The rubber tape is surely a smarter solution!
Ivan
Slalom wrote:
hi Ivan,
The Planoconvex lenses have different effects in the two orientations, you probably need to find a way to hold it with the curved face inward and centred, Then you may be able to reverse it to see if it is better:
G Biogon 21mm + 55mm Blank Filter + SLB-50-1500PM(reverse orientation,rubber tape adhered on the edge for centering) + ELPRO4's Retention Ring.
I have also tested the SLB-50-1500PM reversed on the Contax G21 and Zeiss ZM 21mm F4.5 and the additional lens results in greatly improved sharpness at all apertures as noted by other contributors.
Can anyone point to a thread on how to correct the magenta vignetting in Photoshop? I know nicoimages posted some brief instructions using opaque perspex to generate a magenta correction lcalibration' image however I cant find the thread.

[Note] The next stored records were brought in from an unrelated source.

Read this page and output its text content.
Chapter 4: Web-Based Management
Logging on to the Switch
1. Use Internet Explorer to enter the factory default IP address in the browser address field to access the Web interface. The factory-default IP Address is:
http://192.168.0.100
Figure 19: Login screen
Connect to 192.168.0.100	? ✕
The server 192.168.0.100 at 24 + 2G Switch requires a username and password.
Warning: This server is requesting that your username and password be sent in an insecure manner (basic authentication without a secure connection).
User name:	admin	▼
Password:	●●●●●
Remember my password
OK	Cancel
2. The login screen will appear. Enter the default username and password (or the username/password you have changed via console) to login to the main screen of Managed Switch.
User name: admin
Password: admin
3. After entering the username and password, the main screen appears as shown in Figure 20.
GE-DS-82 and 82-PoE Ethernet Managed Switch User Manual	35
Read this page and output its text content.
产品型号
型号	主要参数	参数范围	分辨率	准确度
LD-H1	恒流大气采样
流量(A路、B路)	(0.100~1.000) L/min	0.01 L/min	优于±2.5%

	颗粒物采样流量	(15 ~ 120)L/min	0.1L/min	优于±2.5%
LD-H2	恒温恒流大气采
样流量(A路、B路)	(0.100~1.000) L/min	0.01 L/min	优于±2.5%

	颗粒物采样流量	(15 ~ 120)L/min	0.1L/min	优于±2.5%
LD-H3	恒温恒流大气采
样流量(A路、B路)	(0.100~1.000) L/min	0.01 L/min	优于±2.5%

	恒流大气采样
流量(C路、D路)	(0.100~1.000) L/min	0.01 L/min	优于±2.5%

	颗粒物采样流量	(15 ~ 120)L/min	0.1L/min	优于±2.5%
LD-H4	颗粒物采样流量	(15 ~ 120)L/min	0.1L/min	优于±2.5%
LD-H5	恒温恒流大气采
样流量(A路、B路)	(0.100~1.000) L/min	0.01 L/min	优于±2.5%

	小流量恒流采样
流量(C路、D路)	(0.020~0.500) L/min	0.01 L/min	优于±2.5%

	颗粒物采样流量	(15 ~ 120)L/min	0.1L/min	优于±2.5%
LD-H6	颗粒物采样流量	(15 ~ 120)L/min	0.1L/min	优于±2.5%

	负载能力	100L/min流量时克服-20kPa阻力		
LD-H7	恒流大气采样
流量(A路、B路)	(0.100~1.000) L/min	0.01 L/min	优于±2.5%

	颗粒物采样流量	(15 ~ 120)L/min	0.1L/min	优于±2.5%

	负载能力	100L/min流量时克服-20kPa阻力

Any advice or link appreciated. Thanks from down under. J
Look up CornerFix as a stand alone, or Adobe has a Flat Field Lightroom plug-in. I know you asked specifically about PS but those are the big two people use. Seems a PS action could be created as well maybe? With a de saturation layer? Never tried to create one with a mask though...
JT AU wrote:
Dear thread contributors,
I have also tested the SLB-50-1500PM reversed on the Contax G21 and Zeiss ZM 21mm F4.5 and the additional lens results in greatly improved sharpness at all apertures as noted by other contributors.
Can anyone point to a thread on how to correct the magenta vignetting in Photoshop? I know nicoimages posted some brief instructions using opaque perspex to generate a magenta correction lcalibration' image however I cant find the thread.
Any advice or link appreciated. Thanks from down under. J
I have also tested the SLB-50-1500PM reversed on the Contax G21 and Zeiss ZM 21mm F4.5 and the additional lens results in greatly improved sharpness at all apertures as noted by other contributors.
Can anyone point to a thread on how to correct the magenta vignetting in Photoshop? I know nicoimages posted some brief instructions using opaque perspex to generate a magenta correction lcalibration' image however I cant find the thread.
Any advice or link appreciated. Thanks from down under. J
i use the flat field plug in LR, not sure if it works for PS too. i imagine taking a shot through a kleenex and using it as a color subtraction layer would work though.
to make my correction files i just focus the lens to infinity, boost exposure to +3, cover the lens with a kleenex (white paper might do), point the camera at an evenly illuminated chunk of sky, and take a picture.